- Born: 21 April 1951 (age 75) Bonheiden, Belgium
- Other name: "The Vampire of Muizen"
- Conviction: Murder (3 counts)
- Criminal penalty: Death; commuted to life imprisonment

Details
- Victims: 3
- Span of crimes: 1971–1972
- Country: Belgium

= Staf Van Eyken =

Belgian serial killer (born 1951)

Staf Van Eyken (/nl/; born 21 April 1951) is a Belgian serial killer who strangled three women between October 1971 and March 1972 in Mechelen and Bonheiden. Because he liked to bite his victims, he got the nickname The Vampire of Muizen. In 1974, he was sentenced to death by an Antwerp cour d'assises, which was automatically converted to life imprisonment.

== Biography ==

=== Youth ===
Van Eyken grew up in a poor family in Bonheiden. His father was an alcoholic who one day abandoned his wife, Marie, and two children, Staf and Jenny. He joined the Foreign Legion, because he had a murder on his conscience, later committing suicide in Algeria. Staf's mother remarried and had another daughter, but her new husband was also an aggressive man with a drinking problem. She later received multiple sclerosis and ended up in a wheelchair. Because she could no longer care for her daughter, the child was placed with the neighbours, an elderly couple. But they all tragically died from inhaling fumes from their stove.

Staf Van Eyken grew up as an unruly child who was often mistreated by his stepfather. In his own words, he was sexually abused by his aunt for four years. In August 1965, when Van Eyken was 14 years old, he molested an 11-year-old girl and was sent to a rehabilitation centre in Mol.
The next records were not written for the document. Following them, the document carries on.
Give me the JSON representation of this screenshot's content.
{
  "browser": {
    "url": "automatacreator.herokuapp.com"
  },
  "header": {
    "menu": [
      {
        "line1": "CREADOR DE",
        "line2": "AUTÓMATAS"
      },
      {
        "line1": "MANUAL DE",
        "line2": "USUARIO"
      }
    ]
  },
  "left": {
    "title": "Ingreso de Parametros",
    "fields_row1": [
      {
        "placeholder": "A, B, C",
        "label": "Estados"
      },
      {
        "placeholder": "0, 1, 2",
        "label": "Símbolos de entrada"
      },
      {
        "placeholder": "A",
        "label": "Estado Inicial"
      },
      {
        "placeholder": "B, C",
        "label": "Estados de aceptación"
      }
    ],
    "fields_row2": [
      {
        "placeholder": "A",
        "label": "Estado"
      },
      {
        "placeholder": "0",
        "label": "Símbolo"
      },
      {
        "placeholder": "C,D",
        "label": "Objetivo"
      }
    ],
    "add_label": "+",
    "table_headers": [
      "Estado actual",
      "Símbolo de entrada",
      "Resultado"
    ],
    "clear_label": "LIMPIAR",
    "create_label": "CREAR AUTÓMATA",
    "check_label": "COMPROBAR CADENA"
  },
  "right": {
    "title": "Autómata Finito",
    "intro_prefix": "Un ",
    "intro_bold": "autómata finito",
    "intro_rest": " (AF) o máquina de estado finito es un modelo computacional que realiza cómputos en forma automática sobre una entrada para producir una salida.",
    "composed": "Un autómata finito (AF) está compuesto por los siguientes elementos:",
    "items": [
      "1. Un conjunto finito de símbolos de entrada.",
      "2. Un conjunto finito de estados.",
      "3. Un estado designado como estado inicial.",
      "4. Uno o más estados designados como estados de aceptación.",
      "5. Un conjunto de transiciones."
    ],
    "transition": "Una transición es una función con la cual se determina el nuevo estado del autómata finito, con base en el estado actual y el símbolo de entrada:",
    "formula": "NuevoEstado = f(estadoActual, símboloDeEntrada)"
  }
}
He moved from one institution to another, performed his military service at 18, and then worked as a railroad worker in Muizen's marshalling yard.

=== "The Vampire of Muizen" ===
On 13 October 1971, Van Eyken murdered his first victim: 18-year-old Marie-Thérèse Rosseel, maid of a local textile baron. He raped and then strangled her, also biting her in several intimate places and stripping her naked, an act which later earned him the nickname "The Vampire of Muizen".

The second woman who was raped and murdered by him was 47-year-old Ida Smeets, wife of lawyer and university professor Frans van Isacker. He had dragged her to an abandoned factory site and tried to rape her. This failed, so he strangled her, returned home to eat, and then went back to his victim to sexually abuse her. When it turned out that the woman was still alive, he strangled her again, this time killing her. This gruesome murder took place on the same day that his mother died.

On 19 March 1972, Van Eyken murdered his third and final victim Lutgarde Van der Wilt, a 19-year-old student with whom he had danced in a youth club. She too was raped, strangled and, like the previous victims, bitten on the breasts. When her body was found, Van Eyken was cycling along the location and behaved rather strangely. The investigators found this suspicious and stopped him on his way to his house. There they saw that he had a blood stain on his sleeve, and was immediately arrested. Van Eyken admitted to the murders and explicitly insisted that he be locked up. Fearing the dark side of himself, he would never ask for a conditional release later on.

After Van Eyken's arrest, it was found that he had tried to assault and strangle a young woman, but she had survived without him realising. During the investigation, it turned out that he had sexually abused a lot of other women and had tried to kill them. However, these sexual offences did not end up on his criminal record, because at the time they wanted to give minors a second chance.

== Present ==
Van Eyken is currently serving his sentence in the prison of Leuven-Centraal. With more than 45 years behind bars (pre-custody included), he is the longest-serving living detainee in Belgium. The current number two is Freddy Horion, who has been imprisoned for sixfold murder since 1979.

At the beginning of 2016, Van Eyken unintentionally provoked a great deal of commotion when Federal Public Service Justice Koen Geens, despite advice from prison management, gave him permission to leave the prison for one day to visit his sick friend, Jef Lannoo. This decision was controversial because, as a result of the tightening of the law in penitentiary leave days introduced by former Federal Public Service Justice Laurette Onkelinx in 2006, it did not allow parole. Van Eyken's lawyer Walter Damen, however, pointed out that in 2006 Van Eyken had already received more than 80 penitentiary leave days that always ran smoothly. Moreover, according to Damen, the new law still allows for the justice to grant an occasional nightlife permit.

== Popular culture ==

- In 2006 VRT journalist Louis Van Dievel, who grew up in the same neighbourhood as Eyken, published "De Pruimelaarstraat" (Uitgeverij Houtekiet), a fiction novel inspired by the life story of Van Eyken.
- In 2009, the eponymous literary adaptation of the book in the Mechelen theatre 't Arsenaal, directed by Michael De Cock, with Vic De Wachter, Gilda De Bal and Jaak Van Assche in the lead roles.